Combinando dos estrategias -activación del crecimiento natural de células nerviosas y empleo de terapia génica para alterar los efectos de los inhibidores de los factores de crecimiento- han conseguido una regeneración de fibras nerviosas tres veces mayor que la lograda hasta ahora en otros estudios, según publica hoy Journal of Neuroscience.
El trabajo se ha desarrollado sobre el nervio óptico, que conecta las células nerviosas de la retina con los centros visuales en el cerebro, pero este grupo ya está haciendo aproximaciones para reparar nervios dañados en la médula espinal tras una lesión o por ciertas enfermedades neurodegenerativas.

Normalmente, las fibras nerviosas dañadas, los axones, no pueden regenerarse.
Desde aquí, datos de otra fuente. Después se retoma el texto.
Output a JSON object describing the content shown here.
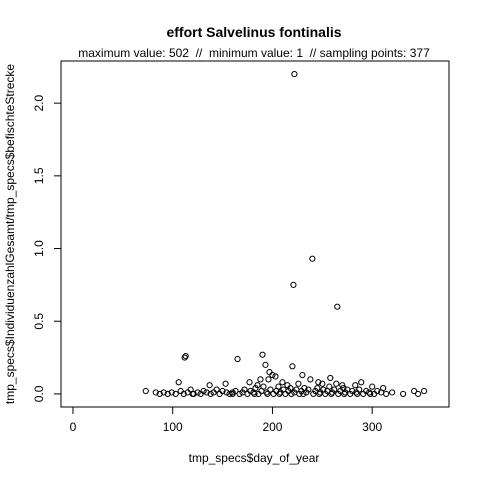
{
  "chart_data": {
    "type": "scatter",
    "title": "effort Salvelinus fontinalis",
    "subtitle": "maximum value: 502  //  minimum value: 1  // sampling points: 377",
    "xlabel": "tmp_specs$day_of_year",
    "ylabel": "tmp_specs$IndividuenzahlGesamt/tmp_specs$befischteStrecke",
    "xlim": [
      -12,
      377
    ],
    "ylim": [
      -0.09,
      2.29
    ],
    "x_ticks": [
      0,
      100,
      200,
      300
    ],
    "x_tick_labels": [
      "0",
      "100",
      "200",
      "300"
    ],
    "y_ticks": [
      0.0,
      0.5,
      1.0,
      1.5,
      2.0
    ],
    "y_tick_labels": [
      "0.0",
      "0.5",
      "1.0",
      "1.5",
      "2.0"
    ],
    "grid": false,
    "legend": "none",
    "point_style": "open-circle",
    "point_color": "#000000",
    "points": [
      [
        222,
        2.2
      ],
      [
        240,
        0.93
      ],
      [
        221,
        0.75
      ],
      [
        265,
        0.6
      ],
      [
        112,
        0.25
      ],
      [
        113,
        0.26
      ],
      [
        165,
        0.24
      ],
      [
        190,
        0.27
      ],
      [
        220,
        0.19
      ],
      [
        193,
        0.2
      ],
      [
        197,
        0.15
      ],
      [
        200,
        0.13
      ],
      [
        196,
        0.1
      ],
      [
        203,
        0.12
      ],
      [
        188,
        0.1
      ],
      [
        230,
        0.13
      ],
      [
        238,
        0.1
      ],
      [
        258,
        0.11
      ],
      [
        289,
        0.08
      ],
      [
        106,
        0.08
      ],
      [
        137,
        0.06
      ],
      [
        153,
        0.07
      ],
      [
        177,
        0.08
      ],
      [
        210,
        0.08
      ],
      [
        226,
        0.07
      ],
      [
        246,
        0.08
      ],
      [
        250,
        0.07
      ],
      [
        264,
        0.07
      ],
      [
        270,
        0.06
      ],
      [
        283,
        0.06
      ],
      [
        300,
        0.05
      ],
      [
        311,
        0.04
      ],
      [
        185,
        0.06
      ],
      [
        215,
        0.06
      ],
      [
        73,
        0.02
      ],
      [
        83,
        0.01
      ],
      [
        87,
        0.0
      ],
      [
        91,
        0.01
      ],
      [
        95,
        0.0
      ],
      [
        99,
        0.01
      ],
      [
        103,
        0.0
      ],
      [
        108,
        0.02
      ],
      [
        111,
        0.0
      ],
      [
        115,
        0.01
      ],
      [
        118,
        0.03
      ],
      [
        121,
        0.0
      ],
      [
        125,
        0.01
      ],
      [
        128,
        0.0
      ],
      [
        131,
        0.02
      ],
      [
        134,
        0.01
      ],
      [
        138,
        0.0
      ],
      [
        141,
        0.01
      ],
      [
        144,
        0.03
      ],
      [
        147,
        0.0
      ],
      [
        150,
        0.02
      ],
      [
        154,
        0.01
      ],
      [
        157,
        0.0
      ],
      [
        160,
        0.01
      ],
      [
        163,
        0.02
      ],
      [
        167,
        0.0
      ],
      [
        170,
        0.01
      ],
      [
        172,
        0.03
      ],
      [
        175,
        0.0
      ],
      [
        178,
        0.02
      ],
      [
        181,
        0.01
      ],
      [
        183,
        0.04
      ],
      [
        186,
        0.0
      ],
      [
        189,
        0.02
      ],
      [
        191,
        0.05
      ],
      [
        194,
        0.01
      ],
      [
        198,
        0.03
      ],
      [
        201,
        0.0
      ],
      [
        204,
        0.02
      ],
      [
        206,
        0.05
      ],
      [
        208,
        0.01
      ],
      [
        211,
        0.03
      ],
      [
        213,
        0.0
      ],
      [
        216,
        0.02
      ],
      [
        218,
        0.04
      ],
      [
        222,
        0.01
      ],
      [
        224,
        0.03
      ],
      [
        227,
        0.0
      ],
      [
        229,
        0.02
      ],
      [
        232,
        0.04
      ],
      [
        234,
        0.01
      ],
      [
        236,
        0.03
      ],
      [
        241,
        0.0
      ],
      [
        243,
        0.02
      ],
      [
        245,
        0.04
      ],
      [
        248,
        0.01
      ],
      [
        251,
        0.03
      ],
      [
        253,
        0.0
      ],
      [
        255,
        0.02
      ],
      [
        257,
        0.05
      ],
      [
        260,
        0.01
      ],
      [
        262,
        0.03
      ],
      [
        266,
        0.0
      ],
      [
        268,
        0.02
      ],
      [
        271,
        0.04
      ],
      [
        273,
        0.01
      ],
      [
        275,
        0.03
      ],
      [
        278,
        0.0
      ],
      [
        280,
        0.02
      ],
      [
        284,
        0.01
      ],
      [
        287,
        0.03
      ],
      [
        291,
        0.0
      ],
      [
        294,
        0.02
      ],
      [
        297,
        0.01
      ],
      [
        302,
        0.0
      ],
      [
        305,
        0.02
      ],
      [
        309,
        0.01
      ],
      [
        314,
        0.0
      ],
      [
        320,
        0.01
      ],
      [
        331,
        0.0
      ],
      [
        342,
        0.02
      ],
      [
        346,
        0.0
      ],
      [
        352,
        0.02
      ],
      [
        120,
        0.0
      ],
      [
        160,
        0.0
      ],
      [
        182,
        0.0
      ],
      [
        195,
        0.0
      ],
      [
        207,
        0.0
      ],
      [
        219,
        0.0
      ],
      [
        231,
        0.0
      ],
      [
        247,
        0.0
      ],
      [
        259,
        0.0
      ],
      [
        272,
        0.0
      ],
      [
        285,
        0.0
      ],
      [
        298,
        0.0
      ]
    ]
  }
}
Los axones conducen los impulsos lejos del cuerpo de la neurona, formando conexiones con otras células nerviosas o con los músculos. Una de las razones por la que los axones no pueden regenerarse es que detienen su crecimiento importantes proteínas de la mielina, la envoltura que los rodea.

 
Causar inflamación
En los últimos años, los investigadores han desarrollado las técnicas que anulan la acción inhibidora de las proteínas de mielina, aunque esta aproximación por sí misma ha producido relativamente poco crecimiento del axón.

El equipo de Harvard, dirigido por Larry Benowitz, explica que bloquear sólo esa inhibición sería como conducir un coche pisando sólo el pedal del freno. "Nuestro propósito era activar el crecimiento al mismo tiempo". Insiste en que "actuar exclusivamente sobre las moléculas inhibidoras no es suficiente, porque las neuronas por sí mismas se encuentran inactivas".

Los investigadores dañaron los nervios ópticos de ratas, después utilizaron un segundo acercamiento para conseguir la regeneración de los axones. Dietmar Fischer, primer autor del estudio, provocó deliberadamente una reacción inflamatoria que dañó la lente ocular. Aunque aparentemente tiene un efecto perjudicial, esta lesión estimula a los macrófagos para que se desplacen a la zona lesionada y liberen factores de crecimiento.

Previamente, los investigadores habían encontrado que esos factores de crecimiento activaban unos genes en las neuronas de la retina, haciendo crecer nuevos axones en el nervio óptico.

Vector viral
Para potenciar el crecimiento, los científicos añadieron una técnica de terapia génica, para lo que emplearon como vector un virus no infeccioso modificado desarrollado por Zhigang He, coautor del estudio, que suprimía el efecto inhibidor de las proteínas de la mielina. "Cuando combinamos ambas terapias -activación del crecimiento neuronal y supresión de la señalización inhibidora- conseguimos una regeneración muy acusada".

Sin embargo, la regeneración axonal conseguida no era suficiente para restaurar la vista, pero era el triple de la que se conseguía estimulando sólo los factores de crecimiento.

El laboratorio de la Facultad de Medicina de la Universidad de Harvard proseguirá sus investigaciones en nervio óptico encaminadas a restaurar la visión. "Tenemos que poner a punto el sistema, y tenemos ideas de cómo hacerlo", asegura Benowitz, "pero luego deberemos superar otra barrera".

Hay que conseguir que las fibras nerviosas del ojo se conecten a los centros cerebrales correctos de manera que las imágenes visuales no se formen revueltas. "Es cuestión de trazar un mapa. Tenemos que conservar la organización apropiada de proyecciones de fibra al cerebro".
Foto: Zhigang He

El grupo de Larry Benowintz ya consiguió demostrar, en el año 2002, que la inosina ayudaba en la regeneración neuronal en daño cerebral y de médula espinal en ratas.